The top four teams were revealed at 12:44 p.m. EST on Sunday, and they were vaguely surprising and yet not surprising at all, and afterward, the chairman of this screwball College Football Playoff oligarchy, a Southeastern Conference athletic director named Jeff Long, blinked vacantly into a television camera and said, with a straight face, “We really don’t deal in hypotheticals.”
This declaration came shortly after Long and his 11 other committee members had chosen one team – Ohio State – for the final playoff spot entirely on the basis of hypotheticals, since there is no other way to compare a team that plays in an entirely different region, with no common opponents, against two other teams (TCU and Baylor) with equally valid claims to that fourth spot.
Never mind that TCU had been ranked third in the committee’s poll the week before, and Ohio State ranked fifth, and both teams won by near-identical margins in the final week; what the committee actually did was reinforce the notion that everything in college football is essentially a hypothetical, which is what makes this sport so loaded, the only national pastime that demands a high tolerance for both ambiguity and political rhetoric, the only sport purposefully designed to fuck with us.
Long’s response was exactly the kind of answer a dissembling politician would give (you almost wonder if Condi told him to say it). But this is how Long handled his spokesman’s job all year, which is why I find myself alternating between righteous fury and utter amusement at the brilliant con job this committee just pulled on America.
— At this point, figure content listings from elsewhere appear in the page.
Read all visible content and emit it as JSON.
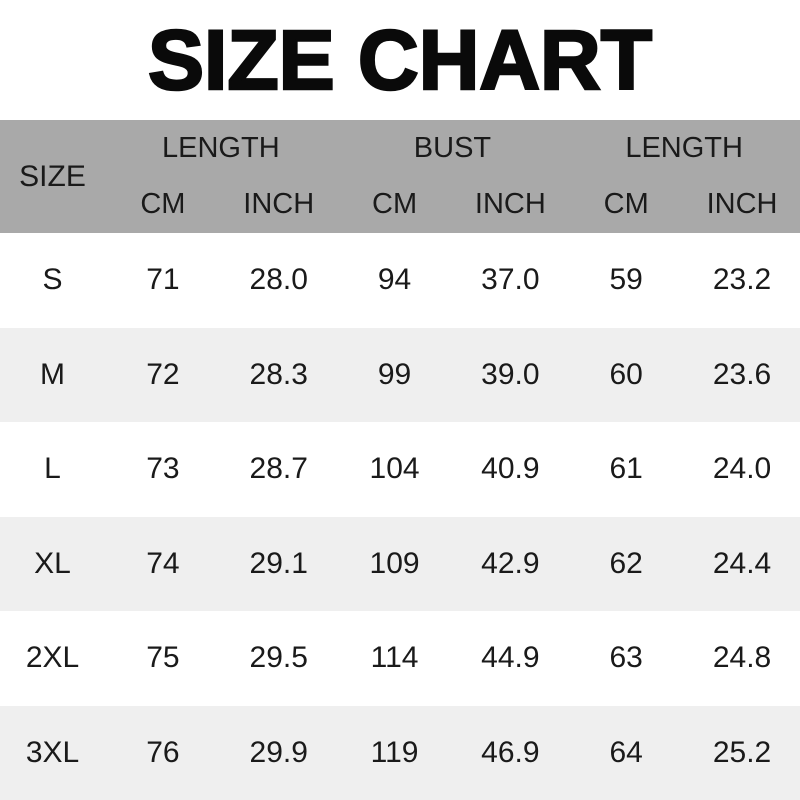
{
  "title": "SIZE CHART",
  "colors": {
    "header_bg": "#a9a9a9",
    "row_alt_bg": "#efefef",
    "row_bg": "#ffffff",
    "text": "#1a1a1a",
    "title_text": "#0a0a0a"
  },
  "table": {
    "size_header": "SIZE",
    "groups": [
      {
        "label": "LENGTH"
      },
      {
        "label": "BUST"
      },
      {
        "label": "LENGTH"
      }
    ],
    "sub_headers": [
      "CM",
      "INCH",
      "CM",
      "INCH",
      "CM",
      "INCH"
    ],
    "rows": [
      {
        "size": "S",
        "cells": [
          "71",
          "28.0",
          "94",
          "37.0",
          "59",
          "23.2"
        ]
      },
      {
        "size": "M",
        "cells": [
          "72",
          "28.3",
          "99",
          "39.0",
          "60",
          "23.6"
        ]
      },
      {
        "size": "L",
        "cells": [
          "73",
          "28.7",
          "104",
          "40.9",
          "61",
          "24.0"
        ]
      },
      {
        "size": "XL",
        "cells": [
          "74",
          "29.1",
          "109",
          "42.9",
          "62",
          "24.4"
        ]
      },
      {
        "size": "2XL",
        "cells": [
          "75",
          "29.5",
          "114",
          "44.9",
          "63",
          "24.8"
        ]
      },
      {
        "size": "3XL",
        "cells": [
          "76",
          "29.9",
          "119",
          "46.9",
          "64",
          "25.2"
        ]
      }
    ]
  },
  "chart_data": {
    "type": "table",
    "title": "SIZE CHART",
    "columns": [
      "SIZE",
      "LENGTH CM",
      "LENGTH INCH",
      "BUST CM",
      "BUST INCH",
      "LENGTH CM",
      "LENGTH INCH"
    ],
    "rows": [
      [
        "S",
        71,
        28.0,
        94,
        37.0,
        59,
        23.2
      ],
      [
        "M",
        72,
        28.3,
        99,
        39.0,
        60,
        23.6
      ],
      [
        "L",
        73,
        28.7,
        104,
        40.9,
        61,
        24.0
      ],
      [
        "XL",
        74,
        29.1,
        109,
        42.9,
        62,
        24.4
      ],
      [
        "2XL",
        75,
        29.5,
        114,
        44.9,
        63,
        24.8
      ],
      [
        "3XL",
        76,
        29.9,
        119,
        46.9,
        64,
        25.2
      ]
    ]
  }
}
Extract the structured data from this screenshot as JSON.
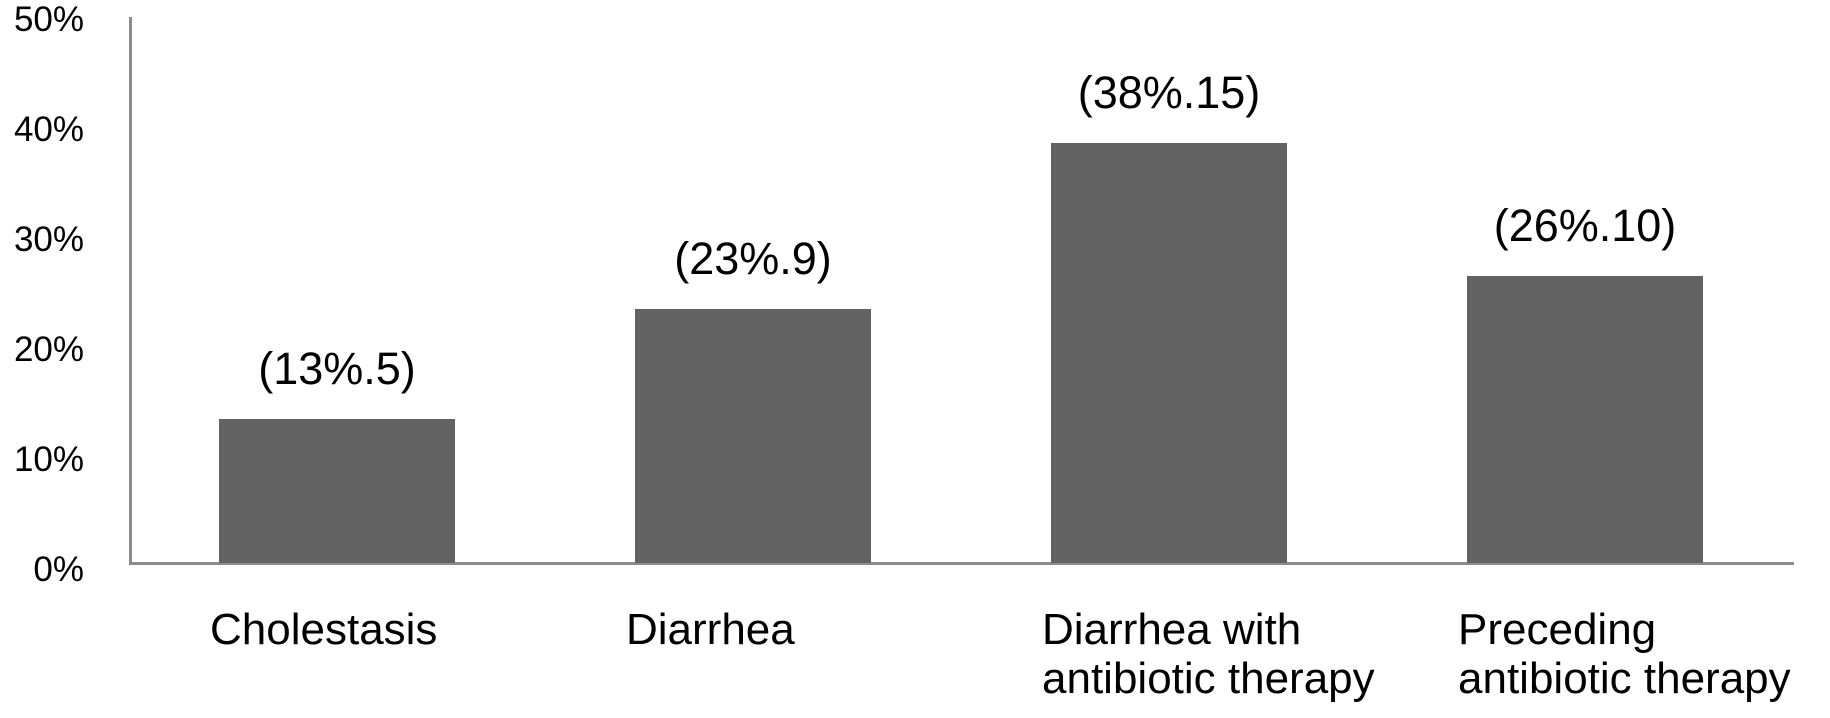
{
  "chart_data": {
    "type": "bar",
    "title": "",
    "xlabel": "",
    "ylabel": "",
    "ylim": [
      0,
      50
    ],
    "yticks": [
      "0%",
      "10%",
      "20%",
      "30%",
      "40%",
      "50%"
    ],
    "grid": false,
    "legend": null,
    "categories": [
      [
        "Cholestasis"
      ],
      [
        "Diarrhea"
      ],
      [
        "Diarrhea with",
        "antibiotic therapy"
      ],
      [
        "Preceding",
        "antibiotic therapy"
      ]
    ],
    "values": [
      13,
      23,
      38,
      26
    ],
    "data_labels": [
      "(13%.5)",
      "(23%.9)",
      "(38%.15)",
      "(26%.10)"
    ],
    "counts": [
      5,
      9,
      15,
      10
    ],
    "bar_color": "#626262",
    "axis_color": "#8c8c8c"
  }
}
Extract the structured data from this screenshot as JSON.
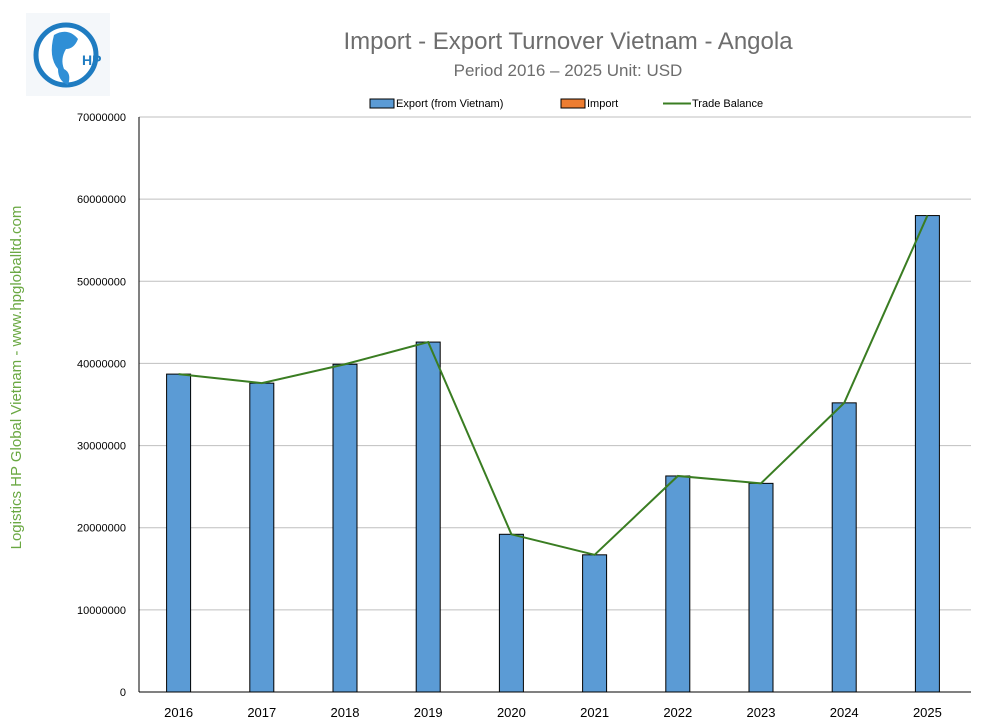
{
  "chart_data": {
    "type": "bar",
    "title": "Import - Export Turnover Vietnam - Angola",
    "subtitle": "Period 2016 – 2025  Unit: USD",
    "xlabel": "",
    "ylabel": "",
    "categories": [
      "2016",
      "2017",
      "2018",
      "2019",
      "2020",
      "2021",
      "2022",
      "2023",
      "2024",
      "2025"
    ],
    "series": [
      {
        "name": "Export (from Vietnam)",
        "type": "bar",
        "color": "#5b9bd5",
        "values": [
          38700000,
          37600000,
          39900000,
          42600000,
          19200000,
          16700000,
          26300000,
          25400000,
          35200000,
          58000000
        ]
      },
      {
        "name": "Import",
        "type": "bar",
        "color": "#ed7d31",
        "values": [
          0,
          0,
          0,
          0,
          0,
          0,
          0,
          0,
          0,
          0
        ]
      },
      {
        "name": "Trade Balance",
        "type": "line",
        "color": "#3a7d22",
        "values": [
          38700000,
          37600000,
          39900000,
          42600000,
          19200000,
          16700000,
          26300000,
          25400000,
          35200000,
          58000000
        ]
      }
    ],
    "ylim": [
      0,
      70000000
    ],
    "yticks": [
      "0",
      "10000000",
      "20000000",
      "30000000",
      "40000000",
      "50000000",
      "60000000",
      "70000000"
    ],
    "grid": true,
    "legend_position": "top"
  },
  "watermark": "Logistics HP Global Vietnam - www.hpgloballtd.com",
  "logo_text": "HP"
}
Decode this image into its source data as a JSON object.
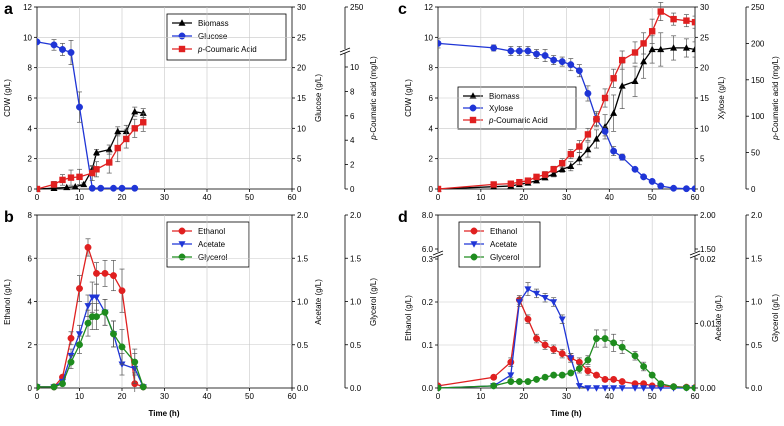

In a way, the fact that they toyed with us from week to week by shuffling their rankings almost at random was a betrayal of the viewers’ trust, the sporting equivalent of the first season of The Killing. And yet it also played out as a postmodern media satire, a Chayefsky-ian take on our constant desire to consume information largely so we can run to Twitter and manipulate that information based upon our partisan thinking.
To be fair, there was no unfettered answer to the question of who number four should be. But this is why the committee’s ploy worked so effectively. I believed – and still believe – it should have been Baylor, by virtue of its head-to-head victory over TCU, and the fact that the Bears: A) Played in a better conference than Ohio State, and B) Had a more respectable defeat. But maybe you thought it should have been TCU, on the basis of its overall strength, or maybe you agree with the choice of Ohio State after the Buckeyes throttled Wisconsin Saturday night in the Big Ten title game.
The point wasn’t really what you thought. The point was that you spent an unimaginable amount of time and energy fretting about it, along with the committee’s constant re-ranking of said teams.
Here is what we learned at the end, more than anything else: The Argument is what drives college football, and the perverse beauty of the committee’s performance art is that they recognized this. By issuing their weekly rankings every Tuesday night in the final half of the season, declaring them an unfinished project and constantly obfuscating the logic of those rankings, the committee could essentially do whatever the hell they wanted. How else do you explain TCU jumping number to three in the second-to-last poll, then dropping to number six (behind Baylor, after staying ahead of them all season) following a 55-3 win over Iowa State? How do you explain Ohio State languishing out of the mix for most of the season after an inexcusable home loss to a mediocre Virginia Tech team, then suddenly vaulting ahead of TCU by virtue of a single victory?
If you’re looking for common sense here, there is none. There can’t be. That’s the thing about college football that drives some people crazy and draws the rest of us in: It cannot be tamed. A committee can employ eminently qualified individuals, can pore over reams of advanced statistics and watch hours of film, but in the end, it’s all hypotheticals. The weekly rankings were nothing but fodder for “The Argument;” a way to get us to pay attention, and to get schools like Baylor to employ overpriced lobbying firms to attempt to pierce through the randomness.
“We live in America,” Baylor coach Art Briles said after his Bears defeated Kansas State on Saturday, completing an 11-1 season that included that victory over TCU. “If you beat me in a race, you’re faster than me.”
But this is also an America where there are no good answers at the moment, an America caught up in noise and clamor as much as results. And so the committee became a metaphor, unwitting or not. I think they knew that if they chose Baylor, they were sanctioning a team that played a trashy non-conference schedule; if they chose TCU, they were essentially disregarding the notion that head-to-head matchups mean anything; and if they chose Ohio State, they were rewarding the team with the worst loss.
The best thing they could do, then, was screw with our expectations along the way. It didn’t matter what Jeff Long was saying. It only mattered that we watched him move his mouth every week. This whole thing was an episode of Black Mirror, a window into our obsession with ourselves, a hypothetical about a country that is caught up in a perpetual argument. In this case, it’s just college football, and everyone will get over it shortly, but the beauty of this sport is that it always winds up exposing us for who we really are.